No matter how many times we are told to take care of ourselves, most of us could still probably up our self-care game. And while we can all come up with several excuses about why we don’t, I’m not sure we realize how much more (and better) we could give if we took time to rest and rejuvenate our mind, body, and soul.
It occurred to me the other day how we have become willing to sacrifice quality for quantity in many different areas of our lives. Unfortunately, giving and serving aren’t exempt from this misuse of our time and energy. Many of us run around stressed and harried in our attempts to help others. We’re being pulled in all directions, and when there isn’t an apparent need, we make up busy work to fill the time. We’ve been doing it for so long that it feels normal.

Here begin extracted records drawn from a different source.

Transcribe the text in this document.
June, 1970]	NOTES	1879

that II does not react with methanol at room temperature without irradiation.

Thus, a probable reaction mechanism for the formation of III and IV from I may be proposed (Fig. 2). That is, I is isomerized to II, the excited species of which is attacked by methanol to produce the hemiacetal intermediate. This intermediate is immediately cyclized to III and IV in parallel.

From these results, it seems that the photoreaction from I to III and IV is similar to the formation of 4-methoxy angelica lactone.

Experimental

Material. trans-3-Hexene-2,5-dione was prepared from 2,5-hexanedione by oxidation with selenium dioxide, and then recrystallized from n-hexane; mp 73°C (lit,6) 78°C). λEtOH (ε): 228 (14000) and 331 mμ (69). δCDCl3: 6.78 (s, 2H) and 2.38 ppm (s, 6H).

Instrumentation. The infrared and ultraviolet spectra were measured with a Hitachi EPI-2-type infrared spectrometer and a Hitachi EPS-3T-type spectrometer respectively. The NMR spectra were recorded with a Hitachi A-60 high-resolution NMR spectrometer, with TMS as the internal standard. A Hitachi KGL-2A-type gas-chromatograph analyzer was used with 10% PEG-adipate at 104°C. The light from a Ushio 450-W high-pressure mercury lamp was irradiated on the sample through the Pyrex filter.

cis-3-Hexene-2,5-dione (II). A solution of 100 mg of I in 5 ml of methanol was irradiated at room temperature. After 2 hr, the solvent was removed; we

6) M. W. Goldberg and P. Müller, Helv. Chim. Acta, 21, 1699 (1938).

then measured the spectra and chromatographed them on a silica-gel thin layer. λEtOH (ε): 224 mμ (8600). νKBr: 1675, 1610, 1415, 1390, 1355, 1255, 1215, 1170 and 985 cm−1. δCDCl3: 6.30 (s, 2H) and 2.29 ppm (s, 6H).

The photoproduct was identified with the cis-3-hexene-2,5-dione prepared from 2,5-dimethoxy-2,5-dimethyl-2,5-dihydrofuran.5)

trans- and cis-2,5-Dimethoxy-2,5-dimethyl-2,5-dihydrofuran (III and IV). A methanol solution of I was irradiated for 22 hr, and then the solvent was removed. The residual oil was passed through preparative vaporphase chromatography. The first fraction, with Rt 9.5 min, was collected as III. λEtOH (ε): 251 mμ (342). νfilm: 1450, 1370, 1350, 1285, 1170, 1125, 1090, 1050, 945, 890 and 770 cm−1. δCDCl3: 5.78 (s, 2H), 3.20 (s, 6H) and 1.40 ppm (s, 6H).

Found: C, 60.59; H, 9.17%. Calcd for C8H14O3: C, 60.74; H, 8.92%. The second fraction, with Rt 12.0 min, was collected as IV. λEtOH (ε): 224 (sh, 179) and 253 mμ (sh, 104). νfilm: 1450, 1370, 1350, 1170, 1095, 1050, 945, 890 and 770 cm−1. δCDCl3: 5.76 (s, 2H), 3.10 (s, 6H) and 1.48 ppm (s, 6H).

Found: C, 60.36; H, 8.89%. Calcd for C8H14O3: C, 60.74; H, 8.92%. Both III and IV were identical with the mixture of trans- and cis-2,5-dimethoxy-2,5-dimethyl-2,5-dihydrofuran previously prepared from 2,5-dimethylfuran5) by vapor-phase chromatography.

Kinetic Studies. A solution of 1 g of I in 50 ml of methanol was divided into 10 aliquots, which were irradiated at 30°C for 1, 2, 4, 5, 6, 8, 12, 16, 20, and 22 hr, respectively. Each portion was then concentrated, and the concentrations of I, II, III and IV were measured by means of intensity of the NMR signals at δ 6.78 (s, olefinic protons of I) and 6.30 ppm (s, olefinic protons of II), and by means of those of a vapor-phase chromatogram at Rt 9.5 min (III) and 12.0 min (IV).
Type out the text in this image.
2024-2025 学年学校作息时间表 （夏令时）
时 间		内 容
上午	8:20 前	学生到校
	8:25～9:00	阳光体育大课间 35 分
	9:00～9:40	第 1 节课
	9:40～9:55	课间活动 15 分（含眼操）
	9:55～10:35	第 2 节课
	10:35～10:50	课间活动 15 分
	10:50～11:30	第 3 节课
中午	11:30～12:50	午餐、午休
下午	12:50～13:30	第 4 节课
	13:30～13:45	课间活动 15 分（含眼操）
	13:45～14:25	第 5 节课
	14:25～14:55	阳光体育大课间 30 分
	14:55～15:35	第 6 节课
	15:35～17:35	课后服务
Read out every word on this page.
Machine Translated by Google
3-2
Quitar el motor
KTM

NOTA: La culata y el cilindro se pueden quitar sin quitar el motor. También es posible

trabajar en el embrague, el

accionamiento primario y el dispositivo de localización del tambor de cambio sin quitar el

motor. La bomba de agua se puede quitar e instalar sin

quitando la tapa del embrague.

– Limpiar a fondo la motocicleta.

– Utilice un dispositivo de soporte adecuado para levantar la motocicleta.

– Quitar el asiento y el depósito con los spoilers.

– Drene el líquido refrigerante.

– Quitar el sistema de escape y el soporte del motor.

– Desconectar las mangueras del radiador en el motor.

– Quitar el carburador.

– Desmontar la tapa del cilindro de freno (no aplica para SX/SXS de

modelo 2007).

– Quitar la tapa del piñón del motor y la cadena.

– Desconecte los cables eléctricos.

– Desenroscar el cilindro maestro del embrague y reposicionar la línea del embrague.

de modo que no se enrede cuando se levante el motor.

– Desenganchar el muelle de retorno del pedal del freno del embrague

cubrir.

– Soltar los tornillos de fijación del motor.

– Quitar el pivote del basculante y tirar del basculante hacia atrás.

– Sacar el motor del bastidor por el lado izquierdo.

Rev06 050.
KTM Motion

The reality is, when we begin and end our day in a deficit of self-nurturing time and attention, we can’t effectively serve others on a deep level. It’s like we’re offering the speed and convenience of fast food over a carefully prepared, healthy meal that nourishes the body and soul. As a society, we can easily see what a diet of fast food does to us physically. How does this approach translate when it comes to serving others? When we give to others from an empty tank, we’re not giving our best. If we’re not full, we can’t be fully present. If we haven’t filled ourselves with joy, it’s difficult to truly enjoy being with others.
Relationships which have become dependent on this structure create a sense of lack for both participants. The giver is already lacking because they haven’t taken care of themselves, and the receiver isn’t getting the best care they could. There’s often a lack of boundaries as well, when this becomes the norm.
To live your best life, it’s extremely important to figure out what brings you joy, and what fills you up. Then do those things as early in your day as you can, before you begin serving others, family included. In order to offer your best to others, you must be at your best, and that just doesn’t happen when you’re running on empty.
It doesn’t have to take a long time, sometimes our spirit just needs the tiniest of recognitions to recharge. Like a small stream trickling into a raging river, then eventually spilling over a waterfall, your spirit can multiply whatever time you can spare. But asking the best of who you are to go weeks, months, or even years, without nurturing and support is too much to ask.
The best way you can serve others is to give from your overflow. My mornings begin with 5-10 minutes of drumming, then 20 minutes of guided meditation. Depending on what else I have going on, that may be followed by yoga, dancing, or singing, wherever I’m feeling led.
It’s time to figure out what you need to be filled up and do those things as regularly as you can. Then offer your full heart to those you love. They deserve your best, and you deserve to feel your best.